Here are five categories of HR tasks to consider automating. By choosing the right tech solutions, leaders can take the burden off HR teams and let them do what they do best—help people feel and do their best at work.
Onboarding
Automating onboarding is a true win-win. It allows HR professionals to build trust and rapport with new hires and empowers HR team members to become genuine people champions instead of paper-pushers.
Meeting with an HR representative often gives a new hire their first impression of the workplace. Walking through the door to a stack of paperwork and hours of dry explanation is not anyone’s ideal preview of a great job to come. Adopting tools and software to create a seamless onboarding workflow will makes it easier to focus on what truly matters, which is welcoming a new member to the team and setting them up for long-term success.
Technology can also amplify personalization. For example, the HR team can set reminders for the new hire to ensure they stay on schedule during the onboarding process. The new hire can also be given the opportunity to use the onboarding software to set up one-on-one sessions, which will ensure the human element is still present.
Documentation and E-signatures
One of the most critical tasks of onboarding and managing employees is ensuring that all necessary forms are filled out correctly. Equally important are making sure employees receive all the proper documents and that e-signatures are secure. These are also some of the most arduous tasks, and completing them is not the best way to use an HR team member’s passion or people skills.
By automating document management, time and focus can move away from mundane administrative tasks and shift toward vital areas like improving the employee experience, cultivating leadership development and boosting retention.
Benefits Administration
Managing employee benefits will always be a core function of HR, and many HR managers and professionals would not have it any other way. Selecting which benefits to offer takes time, patience and a keen sense of the organization’s culture. And choosing the right offerings is only a first step that must be followed by naming insurance partners, qualifying providers and specifying wellness perks, all while making the most of limited budgets.
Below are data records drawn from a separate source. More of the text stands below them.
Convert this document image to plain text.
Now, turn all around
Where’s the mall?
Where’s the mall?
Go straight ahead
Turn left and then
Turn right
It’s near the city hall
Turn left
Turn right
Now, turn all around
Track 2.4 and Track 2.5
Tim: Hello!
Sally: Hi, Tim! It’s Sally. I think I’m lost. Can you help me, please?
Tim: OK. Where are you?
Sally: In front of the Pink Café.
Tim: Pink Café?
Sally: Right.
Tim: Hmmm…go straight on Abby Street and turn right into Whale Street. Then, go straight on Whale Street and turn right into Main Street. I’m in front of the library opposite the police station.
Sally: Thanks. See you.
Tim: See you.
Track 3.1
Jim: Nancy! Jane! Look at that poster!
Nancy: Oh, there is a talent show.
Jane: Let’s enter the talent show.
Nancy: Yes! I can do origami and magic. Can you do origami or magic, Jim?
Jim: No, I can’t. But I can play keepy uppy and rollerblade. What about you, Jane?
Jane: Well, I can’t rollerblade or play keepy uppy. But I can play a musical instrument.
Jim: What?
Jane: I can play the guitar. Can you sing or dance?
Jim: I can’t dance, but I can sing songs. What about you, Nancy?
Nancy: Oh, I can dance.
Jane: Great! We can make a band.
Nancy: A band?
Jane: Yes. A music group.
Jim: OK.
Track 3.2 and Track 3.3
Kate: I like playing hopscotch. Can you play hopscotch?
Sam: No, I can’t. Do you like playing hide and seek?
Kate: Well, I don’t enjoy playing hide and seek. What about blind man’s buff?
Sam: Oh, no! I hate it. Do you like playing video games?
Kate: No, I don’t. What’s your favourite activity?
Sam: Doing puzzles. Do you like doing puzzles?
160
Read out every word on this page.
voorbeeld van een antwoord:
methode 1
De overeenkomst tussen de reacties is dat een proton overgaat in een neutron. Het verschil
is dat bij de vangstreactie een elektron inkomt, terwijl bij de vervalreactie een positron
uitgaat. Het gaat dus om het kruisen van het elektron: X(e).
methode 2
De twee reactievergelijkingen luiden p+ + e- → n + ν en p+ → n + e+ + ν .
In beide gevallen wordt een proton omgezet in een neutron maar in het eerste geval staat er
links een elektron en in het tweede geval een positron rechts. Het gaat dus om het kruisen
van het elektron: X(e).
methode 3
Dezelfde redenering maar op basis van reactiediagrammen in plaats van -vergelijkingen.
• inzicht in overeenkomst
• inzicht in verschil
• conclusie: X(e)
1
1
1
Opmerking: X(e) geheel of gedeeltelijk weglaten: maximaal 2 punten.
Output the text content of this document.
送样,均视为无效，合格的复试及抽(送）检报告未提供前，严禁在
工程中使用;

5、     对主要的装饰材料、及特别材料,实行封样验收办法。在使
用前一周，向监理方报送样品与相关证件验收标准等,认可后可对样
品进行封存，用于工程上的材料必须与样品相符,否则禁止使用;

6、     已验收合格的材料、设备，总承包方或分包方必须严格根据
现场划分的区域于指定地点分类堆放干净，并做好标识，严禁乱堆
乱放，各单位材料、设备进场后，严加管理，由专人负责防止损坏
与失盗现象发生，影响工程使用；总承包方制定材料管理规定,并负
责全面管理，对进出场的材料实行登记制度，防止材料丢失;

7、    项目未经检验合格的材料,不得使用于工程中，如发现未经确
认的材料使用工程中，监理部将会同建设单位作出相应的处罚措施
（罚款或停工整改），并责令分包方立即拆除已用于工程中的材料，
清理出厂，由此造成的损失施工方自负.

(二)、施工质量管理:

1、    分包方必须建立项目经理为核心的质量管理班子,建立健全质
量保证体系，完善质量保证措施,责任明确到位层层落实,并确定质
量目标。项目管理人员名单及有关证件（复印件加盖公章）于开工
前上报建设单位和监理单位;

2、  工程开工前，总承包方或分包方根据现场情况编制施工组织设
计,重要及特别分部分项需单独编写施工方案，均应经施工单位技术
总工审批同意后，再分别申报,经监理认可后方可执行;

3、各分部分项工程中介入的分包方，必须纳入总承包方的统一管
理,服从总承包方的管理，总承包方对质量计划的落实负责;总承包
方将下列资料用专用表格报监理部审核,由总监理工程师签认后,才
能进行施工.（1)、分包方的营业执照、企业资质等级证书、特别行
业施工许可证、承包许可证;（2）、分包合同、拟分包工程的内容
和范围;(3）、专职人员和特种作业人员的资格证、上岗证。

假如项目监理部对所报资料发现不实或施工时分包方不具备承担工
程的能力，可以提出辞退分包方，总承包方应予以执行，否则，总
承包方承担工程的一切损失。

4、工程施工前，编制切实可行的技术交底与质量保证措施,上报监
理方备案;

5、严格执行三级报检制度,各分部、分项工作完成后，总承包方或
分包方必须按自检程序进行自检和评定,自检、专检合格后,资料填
However, carefully curating a suitable suite of benefits often means HR teams and employees are dealing with multiple, siloed vendors. A lot of human energy is wasted toggling between tabs, hunting down contacts and covering every possible legal base. Using the right benefits management tools consolidates the entirety of benefits management, which reduces barriers for employees and allows HR professionals to act as empathetic guides to choosing and using benefits.
Time Tracking
Tracking employees’ time is crucial to running a successful organization. Using paid time off, taking holidays, turning in time sheets and earning overtime are just some of what HR must keep track of in order to maintain the organization’s bottom line. Keeping the records is not only tedious and difficult to do well at scale, it is also a poor use of the HR team’s expertise and energy. Automating time tracking liberates HR professionals to focus on what really matters while also increasing accuracy, data security and regulatory compliance.
Compliance
Compliance is another critical HR function where automation just makes sense. While details vary depending on the organization and its location, resolving the complexities that span equal employment opportunity, taxes and benefits administration are monumentally time-consuming. And mistakes can be costly. Automating as many compliance tasks as possible while using a single service or platform will make HR professionals’ days more productive and their nights more restful, undisturbed by nightmares about noncompliance.
Let the Hour of the HR Professional Begin
There is not a single task listed in this article that is not absolutely essential to the success of any organization. Still, as we have seen throughout the pandemic and resulting trends like the Great Resignation, creating and maintaining a positive employee experience is just as necessary. The good news is the vast majority of HR leaders are bursting with passion to build thriving organizational cultures and to help people be their very best.
Automating administrative work empowers HR team members to unleash their strengths while streamlining processes in a cost-effective manner. The possibilities for cultural and human development are endless. All we have to do is let the technology do what it does best so talented HR professionals can do the same. The time freed up by automation allows for culture, strategy and initiatives to come to the forefront as those in HR deploy their people-centric superpowers.